Cross-slab (present location), Raheen, Co. Galway
Co. Galway |
Crosses & Monuments
A stone slab now set into the wall of a church at Raheen, Co. Galway carries decoration on both of its faces, yet only one side is visible.
The other, pressed against the masonry, conceals a cross design that nobody standing in front of the church can see. That hidden face exists, has been recorded, and continues to carry its carved geometry in the dark.

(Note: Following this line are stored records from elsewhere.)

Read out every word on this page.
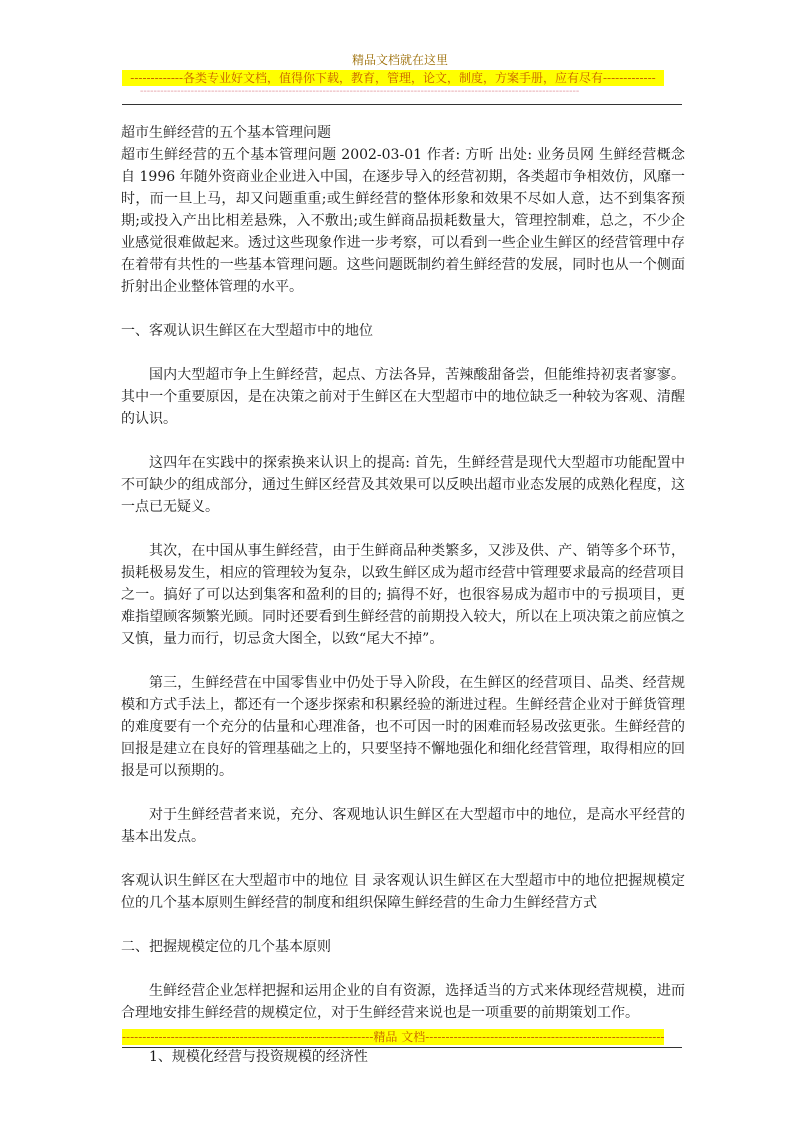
精品文档就在这里
-------------各类专业好文档，值得你下载，教育，管理，论文，制度，方案手册，应有尽有-------------
----------------------------------------------------------------------------------------------------------------------------------

超市生鲜经营的五个基本管理问题

超市生鲜经营的五个基本管理问题 2002-03-01 作者: 方昕 出处: 业务员网 生鲜经营概念自 1996 年随外资商业企业进入中国，在逐步导入的经营初期，各类超市争相效仿，风靡一时，而一旦上马，却又问题重重;或生鲜经营的整体形象和效果不尽如人意，达不到集客预期;或投入产出比相差悬殊，入不敷出;或生鲜商品损耗数量大，管理控制难，总之，不少企业感觉很难做起来。透过这些现象作进一步考察，可以看到一些企业生鲜区的经营管理中存在着带有共性的一些基本管理问题。这些问题既制约着生鲜经营的发展，同时也从一个侧面折射出企业整体管理的水平。

一、客观认识生鲜区在大型超市中的地位

国内大型超市争上生鲜经营，起点、方法各异，苦辣酸甜备尝，但能维持初衷者寥寥。其中一个重要原因，是在决策之前对于生鲜区在大型超市中的地位缺乏一种较为客观、清醒的认识。

这四年在实践中的探索换来认识上的提高: 首先，生鲜经营是现代大型超市功能配置中不可缺少的组成部分，通过生鲜区经营及其效果可以反映出超市业态发展的成熟化程度，这一点已无疑义。

其次，在中国从事生鲜经营，由于生鲜商品种类繁多，又涉及供、产、销等多个环节，损耗极易发生，相应的管理较为复杂，以致生鲜区成为超市经营中管理要求最高的经营项目之一。搞好了可以达到集客和盈利的目的; 搞得不好，也很容易成为超市中的亏损项目，更难指望顾客频繁光顾。同时还要看到生鲜经营的前期投入较大，所以在上项决策之前应慎之又慎，量力而行，切忌贪大图全，以致“尾大不掉”。

第三，生鲜经营在中国零售业中仍处于导入阶段，在生鲜区的经营项目、品类、经营规模和方式手法上，都还有一个逐步探索和积累经验的渐进过程。生鲜经营企业对于鲜货管理的难度要有一个充分的估量和心理准备，也不可因一时的困难而轻易改弦更张。生鲜经营的回报是建立在良好的管理基础之上的，只要坚持不懈地强化和细化经营管理，取得相应的回报是可以预期的。

对于生鲜经营者来说，充分、客观地认识生鲜区在大型超市中的地位，是高水平经营的基本出发点。

客观认识生鲜区在大型超市中的地位 目 录客观认识生鲜区在大型超市中的地位把握规模定位的几个基本原则生鲜经营的制度和组织保障生鲜经营的生命力生鲜经营方式

二、把握规模定位的几个基本原则

生鲜经营企业怎样把握和运用企业的自有资源，选择适当的方式来体现经营规模，进而合理地安排生鲜经营的规模定位，对于生鲜经营来说也是一项重要的前期策划工作。

1、规模化经营与投资规模的经济性

--------------------------------------------------------------精品 文档-----------------------------------------------------------
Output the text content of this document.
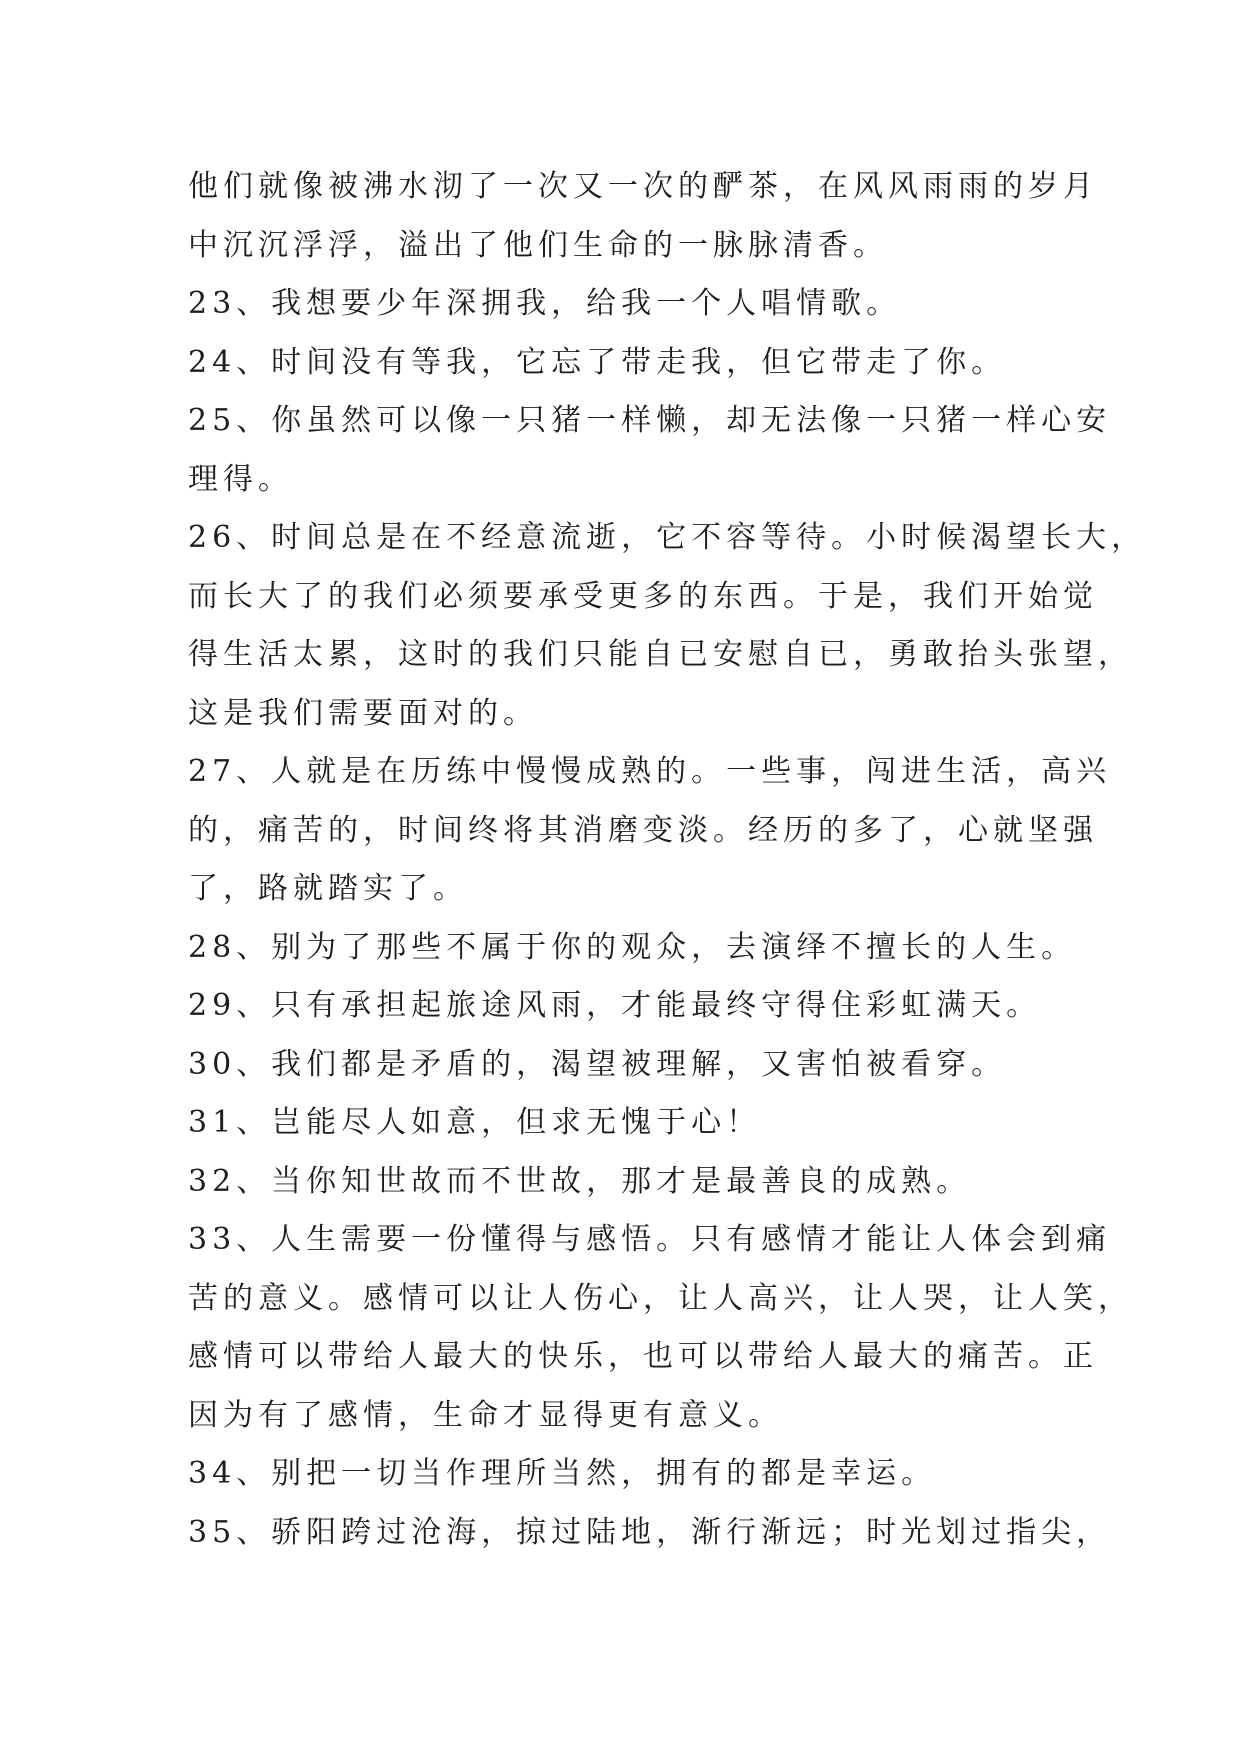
他们就像被沸水沏了一次又一次的酽茶，在风风雨雨的岁月
中沉沉浮浮，溢出了他们生命的一脉脉清香。
23、我想要少年深拥我，给我一个人唱情歌。
24、时间没有等我，它忘了带走我，但它带走了你。
25、你虽然可以像一只猪一样懒，却无法像一只猪一样心安
理得。
26、时间总是在不经意流逝，它不容等待。小时候渴望长大，
而长大了的我们必须要承受更多的东西。于是，我们开始觉
得生活太累，这时的我们只能自已安慰自已，勇敢抬头张望，
这是我们需要面对的。
27、人就是在历练中慢慢成熟的。一些事，闯进生活，高兴
的，痛苦的，时间终将其消磨变淡。经历的多了，心就坚强
了，路就踏实了。
28、别为了那些不属于你的观众，去演绎不擅长的人生。
29、只有承担起旅途风雨，才能最终守得住彩虹满天。
30、我们都是矛盾的，渴望被理解，又害怕被看穿。
31、岂能尽人如意，但求无愧于心！
32、当你知世故而不世故，那才是最善良的成熟。
33、人生需要一份懂得与感悟。只有感情才能让人体会到痛
苦的意义。感情可以让人伤心，让人高兴，让人哭，让人笑，
感情可以带给人最大的快乐，也可以带给人最大的痛苦。正
因为有了感情，生命才显得更有意义。
34、别把一切当作理所当然，拥有的都是幸运。
35、骄阳跨过沧海，掠过陆地，渐行渐远；时光划过指尖，
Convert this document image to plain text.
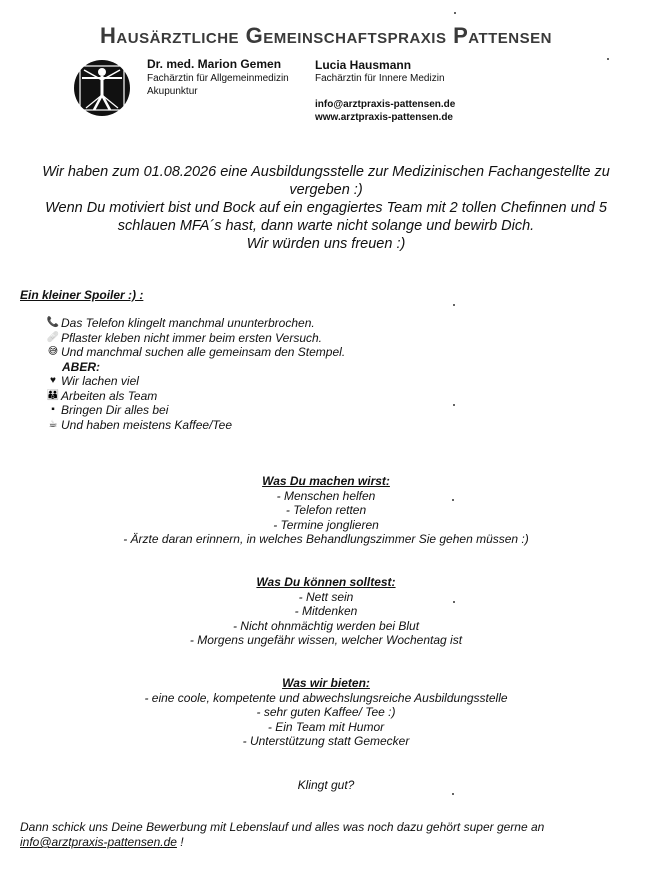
Hausärztliche Gemeinschaftspraxis Pattensen
Dr. med. Marion Gemen
Fachärztin für Allgemeinmedizin
Akupunktur
Lucia Hausmann
Fachärztin für Innere Medizin
info@arztpraxis-pattensen.de
www.arztpraxis-pattensen.de
Wir haben zum 01.08.2026 eine Ausbildungsstelle zur Medizinischen Fachangestellte zu
vergeben :)
Wenn Du motiviert bist und Bock auf ein engagiertes Team mit 2 tollen Chefinnen und 5
schlauen MFA´s hast, dann warte nicht solange und bewirb Dich.
Wir würden uns freuen :)
Ein kleiner Spoiler :) :
📞 Das Telefon klingelt manchmal ununterbrochen.
🩹 Pflaster kleben nicht immer beim ersten Versuch.
😅 Und manchmal suchen alle gemeinsam den Stempel.
ABER:
♥ Wir lachen viel
👪 Arbeiten als Team
▪ Bringen Dir alles bei
☕ Und haben meistens Kaffee/Tee
Was Du machen wirst:
- Menschen helfen
- Telefon retten
- Termine jonglieren
- Ärzte daran erinnern, in welches Behandlungszimmer Sie gehen müssen :)
Was Du können solltest:
- Nett sein
- Mitdenken
- Nicht ohnmächtig werden bei Blut
- Morgens ungefähr wissen, welcher Wochentag ist
Was wir bieten:
- eine coole, kompetente und abwechslungsreiche Ausbildungsstelle
- sehr guten Kaffee/ Tee :)
- Ein Team mit Humor
- Unterstützung statt Gemecker
Klingt gut?
Dann schick uns Deine Bewerbung mit Lebenslauf und alles was noch dazu gehört super gerne an
info@arztpraxis-pattensen.de !
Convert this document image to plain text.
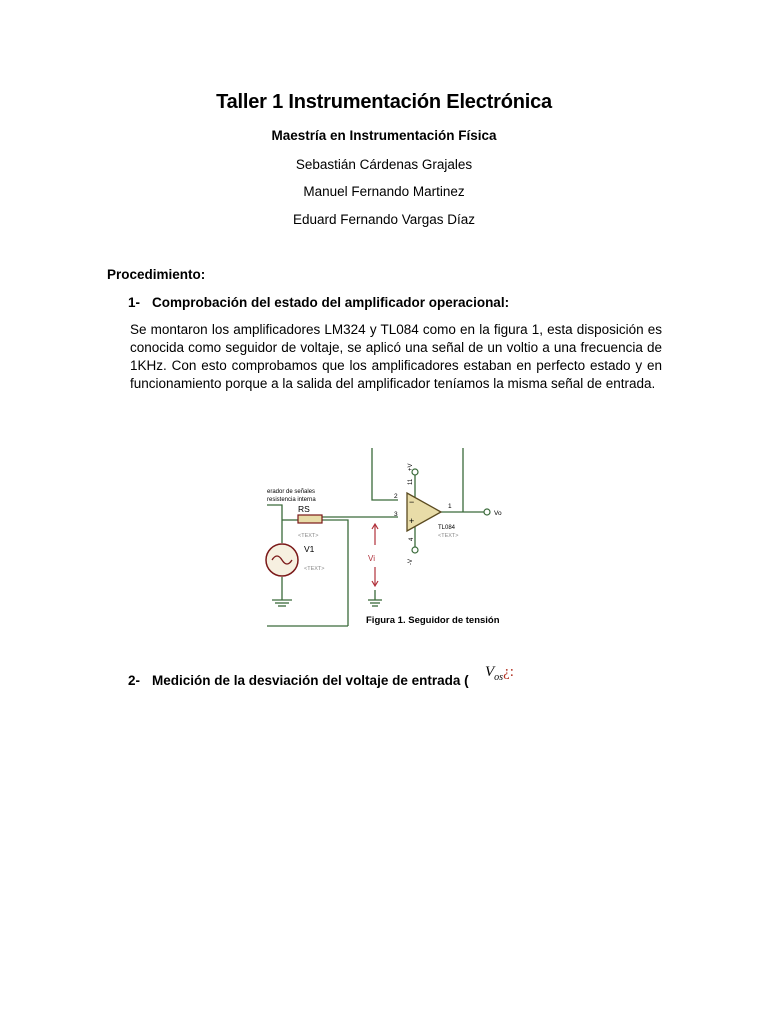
Taller 1 Instrumentación Electrónica
Maestría en Instrumentación Física
Sebastián Cárdenas Grajales
Manuel Fernando Martinez
Eduard Fernando Vargas Díaz
Procedimiento:
1- Comprobación del estado del amplificador operacional:
Se montaron los amplificadores LM324 y TL084 como en la figura 1, esta disposición es conocida como seguidor de voltaje, se aplicó una señal de un voltio a una frecuencia de 1KHz. Con esto comprobamos que los amplificadores estaban en perfecto estado y en funcionamiento porque a la salida del amplificador teníamos la misma señal de entrada.
erador de señales
resistencia interna
RS
<TEXT>
V1
<TEXT>
Vi
2
3
1
11
+V
4
-V
−
+
TL084
<TEXT>
Vo
Figura 1. Seguidor de tensión
2- Medición de la desviación del voltaje de entrada (
$V_{os}¿$:
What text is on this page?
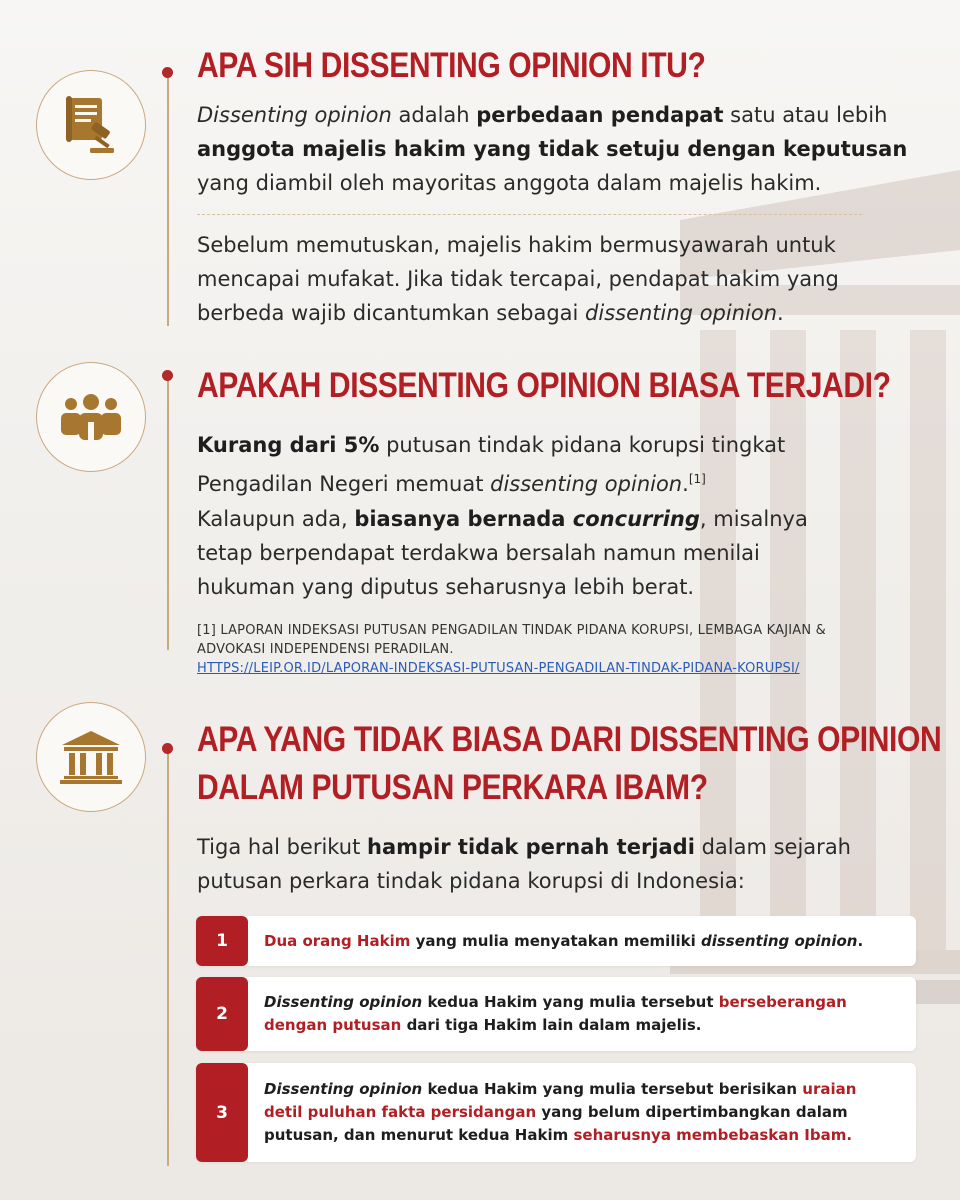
APA SIH DISSENTING OPINION ITU?

Dissenting opinion adalah perbedaan pendapat satu atau lebih
anggota majelis hakim yang tidak setuju dengan keputusan
yang diambil oleh mayoritas anggota dalam majelis hakim.

Sebelum memutuskan, majelis hakim bermusyawarah untuk
mencapai mufakat. Jika tidak tercapai, pendapat hakim yang
berbeda wajib dicantumkan sebagai dissenting opinion.

APAKAH DISSENTING OPINION BIASA TERJADI?

Kurang dari 5% putusan tindak pidana korupsi tingkat
Pengadilan Negeri memuat dissenting opinion.[1]

Kalaupun ada, biasanya bernada concurring, misalnya
tetap berpendapat terdakwa bersalah namun menilai
hukuman yang diputus seharusnya lebih berat.

[1] LAPORAN INDEKSASI PUTUSAN PENGADILAN TINDAK PIDANA KORUPSI, LEMBAGA KAJIAN &
ADVOKASI INDEPENDENSI PERADILAN.
HTTPS://LEIP.OR.ID/LAPORAN-INDEKSASI-PUTUSAN-PENGADILAN-TINDAK-PIDANA-KORUPSI/

APA YANG TIDAK BIASA DARI DISSENTING OPINION
DALAM PUTUSAN PERKARA IBAM?

Tiga hal berikut hampir tidak pernah terjadi dalam sejarah
putusan perkara tindak pidana korupsi di Indonesia:

1	Dua orang Hakim yang mulia menyatakan memiliki dissenting opinion.
2
Dissenting opinion kedua Hakim yang mulia tersebut berseberangan
dengan putusan dari tiga Hakim lain dalam majelis.
3
Dissenting opinion kedua Hakim yang mulia tersebut berisikan uraian
detil puluhan fakta persidangan yang belum dipertimbangkan dalam
putusan, dan menurut kedua Hakim seharusnya membebaskan Ibam.
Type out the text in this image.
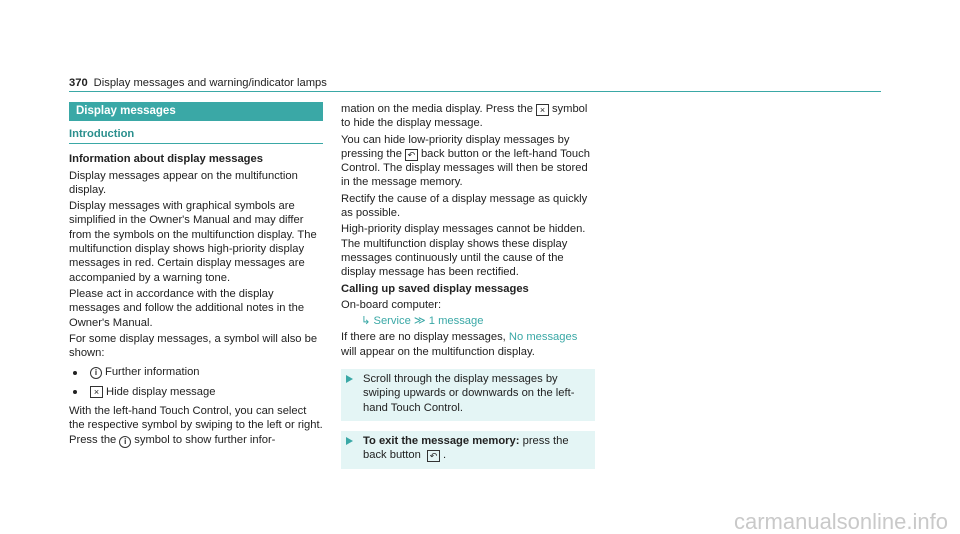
370 Display messages and warning/indicator lamps
Display messages
Introduction

Information about display messages

Display messages appear on the multifunction display.

Display messages with graphical symbols are simplified in the Owner's Manual and may differ from the symbols on the multifunction display. The multifunction display shows high-priority display messages in red. Certain display messages are accompanied by a warning tone.

Please act in accordance with the display messages and follow the additional notes in the Owner's Manual.

For some display messages, a symbol will also be shown:

i Further information
× Hide display message

With the left-hand Touch Control, you can select the respective symbol by swiping to the left or right. Press the i symbol to show further infor-

mation on the media display. Press the × symbol to hide the display message.

You can hide low-priority display messages by pressing the ↶ back button or the left-hand Touch Control. The display messages will then be stored in the message memory.

Rectify the cause of a display message as quickly as possible.

High-priority display messages cannot be hidden. The multifunction display shows these display messages continuously until the cause of the display message has been rectified.

Calling up saved display messages

On-board computer:

↳ Service ≫ 1 message

If there are no display messages, No messages will appear on the multifunction display.

Scroll through the display messages by swiping upwards or downwards on the left-hand Touch Control.
To exit the message memory: press the back button ↶ .
carmanualsonline.info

The slab began its life not at Raheen but on High Island, a small and remote island off the Connemara coast with a well-documented early Christian monastic site. It is one of three decorated cross-slabs associated with a single grave, known as Grave 3, and scholars have suggested it may predate the construction of the church itself, belonging to an earlier phase of burial activity on the site. At some point the slab was removed from High Island and brought to Raheen, where it was built into the external face of the east wall of the church, serving as a headstone. The slab is just under a metre tall and roughly 39 centimetres wide, cut from garnet mica-schist, a stone with a faintly sparkling quality. The visible east face bears a cross-head decorated with three incised circles arranged as a double roundel, a concentric ring motif found on early medieval Irish carved stonework. The concealed west face, recorded by White Marshall and Rourke in 2000 and later by Fisher in 2014, is more elaborate: a cross with expanded arms and sunken armpits, with a central double roundel enclosing a linear Greek cross laid over an outline Greek cross whose arms flare outward at the tips. The two designs, one face turned to the world and one sealed against a wall, together suggest a carver working through variations on the same devotional geometry.